Schließlich hat der Ausschuß auch berücksichtigt, daß die Möglichkeit, vorübergehend im beschränkten Rahmen feste Preisbindungen einzuführen, einen brauchbaren Ausweg bietet, um unberechtigten Preisüberhöhungen wirksam entgegenzutreten. — So viel zur Frage des Verzichts auf § 3 des Entwurfs, überschrieben „Preisüberhöhung".
Über den von der Bundesregierung vorgesehenen Rahmen hinaus hat der Bundesrat die Beibehaltung weiterer strafrechtlicher Tatbestände des alten Wirtschaftsstrafgesetzes empfohlen. Der Ausschuß hat sich diesen Vorschlägen des Bundesrates nicht anschließen können.

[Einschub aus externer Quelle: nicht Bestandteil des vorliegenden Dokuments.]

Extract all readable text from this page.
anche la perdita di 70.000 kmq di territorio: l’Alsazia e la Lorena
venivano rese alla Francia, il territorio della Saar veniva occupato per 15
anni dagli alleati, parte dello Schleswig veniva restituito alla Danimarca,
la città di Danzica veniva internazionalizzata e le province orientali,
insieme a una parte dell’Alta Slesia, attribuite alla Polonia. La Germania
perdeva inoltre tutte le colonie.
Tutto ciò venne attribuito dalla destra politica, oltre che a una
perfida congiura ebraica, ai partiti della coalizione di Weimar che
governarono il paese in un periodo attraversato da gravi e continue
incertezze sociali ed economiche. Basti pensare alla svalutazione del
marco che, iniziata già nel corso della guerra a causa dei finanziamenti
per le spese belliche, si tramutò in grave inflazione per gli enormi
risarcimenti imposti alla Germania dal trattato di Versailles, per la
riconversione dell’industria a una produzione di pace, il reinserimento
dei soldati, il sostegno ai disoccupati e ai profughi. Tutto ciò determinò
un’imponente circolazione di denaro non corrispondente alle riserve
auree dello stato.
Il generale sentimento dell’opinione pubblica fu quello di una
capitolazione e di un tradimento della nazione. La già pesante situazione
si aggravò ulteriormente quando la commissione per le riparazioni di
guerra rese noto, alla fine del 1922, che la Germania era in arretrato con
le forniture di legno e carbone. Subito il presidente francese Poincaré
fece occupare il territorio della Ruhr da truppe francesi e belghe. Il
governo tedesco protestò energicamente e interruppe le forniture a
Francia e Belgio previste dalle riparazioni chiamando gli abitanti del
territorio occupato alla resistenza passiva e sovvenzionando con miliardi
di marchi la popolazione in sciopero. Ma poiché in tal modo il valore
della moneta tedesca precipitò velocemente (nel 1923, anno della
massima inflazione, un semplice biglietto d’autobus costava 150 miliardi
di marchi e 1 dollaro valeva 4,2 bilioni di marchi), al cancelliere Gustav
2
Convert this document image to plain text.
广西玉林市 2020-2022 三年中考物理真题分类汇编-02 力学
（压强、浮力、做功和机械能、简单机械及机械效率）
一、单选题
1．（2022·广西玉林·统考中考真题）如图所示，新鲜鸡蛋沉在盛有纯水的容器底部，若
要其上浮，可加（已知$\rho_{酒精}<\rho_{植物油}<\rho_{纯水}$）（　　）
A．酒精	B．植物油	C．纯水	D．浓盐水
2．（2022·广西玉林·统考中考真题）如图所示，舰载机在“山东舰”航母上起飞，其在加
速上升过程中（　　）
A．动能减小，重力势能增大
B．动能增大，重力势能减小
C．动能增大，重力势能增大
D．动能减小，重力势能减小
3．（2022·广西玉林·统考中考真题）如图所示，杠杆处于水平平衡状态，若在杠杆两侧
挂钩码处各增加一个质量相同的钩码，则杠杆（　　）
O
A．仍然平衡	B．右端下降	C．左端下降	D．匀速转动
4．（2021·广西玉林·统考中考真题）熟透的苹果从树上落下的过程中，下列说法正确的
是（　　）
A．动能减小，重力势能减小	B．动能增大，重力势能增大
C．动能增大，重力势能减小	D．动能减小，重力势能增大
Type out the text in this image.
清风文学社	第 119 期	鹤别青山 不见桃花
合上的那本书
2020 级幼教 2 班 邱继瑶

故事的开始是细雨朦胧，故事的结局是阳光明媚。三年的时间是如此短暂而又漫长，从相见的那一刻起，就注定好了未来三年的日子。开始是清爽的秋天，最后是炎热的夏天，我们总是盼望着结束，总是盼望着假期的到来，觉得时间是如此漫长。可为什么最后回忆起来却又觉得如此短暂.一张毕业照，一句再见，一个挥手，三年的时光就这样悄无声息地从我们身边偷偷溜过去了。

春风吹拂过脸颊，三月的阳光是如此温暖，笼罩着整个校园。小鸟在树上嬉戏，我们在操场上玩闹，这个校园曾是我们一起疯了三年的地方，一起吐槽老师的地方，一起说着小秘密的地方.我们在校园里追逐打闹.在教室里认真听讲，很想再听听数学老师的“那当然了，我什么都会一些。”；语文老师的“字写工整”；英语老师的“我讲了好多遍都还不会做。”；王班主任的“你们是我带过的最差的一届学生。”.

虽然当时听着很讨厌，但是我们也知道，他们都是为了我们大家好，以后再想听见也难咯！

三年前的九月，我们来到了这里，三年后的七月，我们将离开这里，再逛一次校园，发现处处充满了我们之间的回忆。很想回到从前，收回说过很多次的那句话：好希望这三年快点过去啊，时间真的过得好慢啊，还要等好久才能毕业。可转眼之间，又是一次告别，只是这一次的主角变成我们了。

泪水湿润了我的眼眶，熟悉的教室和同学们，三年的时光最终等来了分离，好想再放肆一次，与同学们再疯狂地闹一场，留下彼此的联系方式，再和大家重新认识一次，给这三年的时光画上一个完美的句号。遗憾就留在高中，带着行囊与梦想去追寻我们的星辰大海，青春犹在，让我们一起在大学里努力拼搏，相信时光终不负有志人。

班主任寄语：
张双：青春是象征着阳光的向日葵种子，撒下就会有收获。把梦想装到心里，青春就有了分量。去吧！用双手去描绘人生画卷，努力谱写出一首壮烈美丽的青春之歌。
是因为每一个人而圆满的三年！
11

Schließlich hat sich der Ausschuß noch mit der Frage befaßt, ob das neue Wirtschaftsstrafgesetz, das an die Stelle des am 30. Juni 1954 auslaufenden treten soll, befristet oder unbefristet sein soll. Die Vorschrift des § 24 des Entwurfs über das
Inkrafttreten hat der Ausschuß aber in zweifacher Hinsicht geändert. Da es nicht mehr möglich sein wird, die Verkündung des Gesetzes vor Auslaufen des alten Wirtschaftsstrafgesetzes zu erreichen, mußte für das Inkrafttreten der Tag nach der Verkündung vorgeschlagen werden. Die unveränderte Annahme des Regierungsentwurfs würde eine Rückwirkung des Gesetzes vorschreiben, die bei Strafbestimmungen aus verfassungsrechtlichen Gründen unzulässig ist.
Außerdem hat der Ausschuß als Termin für das Auslaufen des Gesetzes den 31. Dezember 1955 bestimmt, um rechtzeitig überprüfen zu können, ob für die weitere Beibehaltung eines selbständigen Wirtschaftsstrafgesetzes noch ein Bedürfnis besteht. Der Wirtschaftspolitische Ausschuß hat vorgeschlagen, den Termin für das Außerkrafttreten bereits auf den 31. Dezember 1954 festzusetzen, um damit die Überprüfung des gesamten Wirtschaftsrechtes schon in den nächsten Monaten zu veranlassen. Der Rechtsausschuß ist jedoch der Meinung, daß die Bundesregierung und die gesetzgebenden Körperschaften durch eine so kurze Frist vor unüberwindliche Schwierigkeiten gestellt werden würden, weil es kaum möglich sein dürfte, das weit verzweigte und wenig übersichtliche Rechtsgebiet vollständig durchzuarbeiten und gesetzgeberisch neu zu regeln.
Meine Damen und Herren, der Ausschuß für Rechtswesen und Verfassungsrecht schlägt Ihnen deshalb vor, dem Entwurf in der aus der Ausschußvorlage ersichtlichen Fassung zuzustimmen.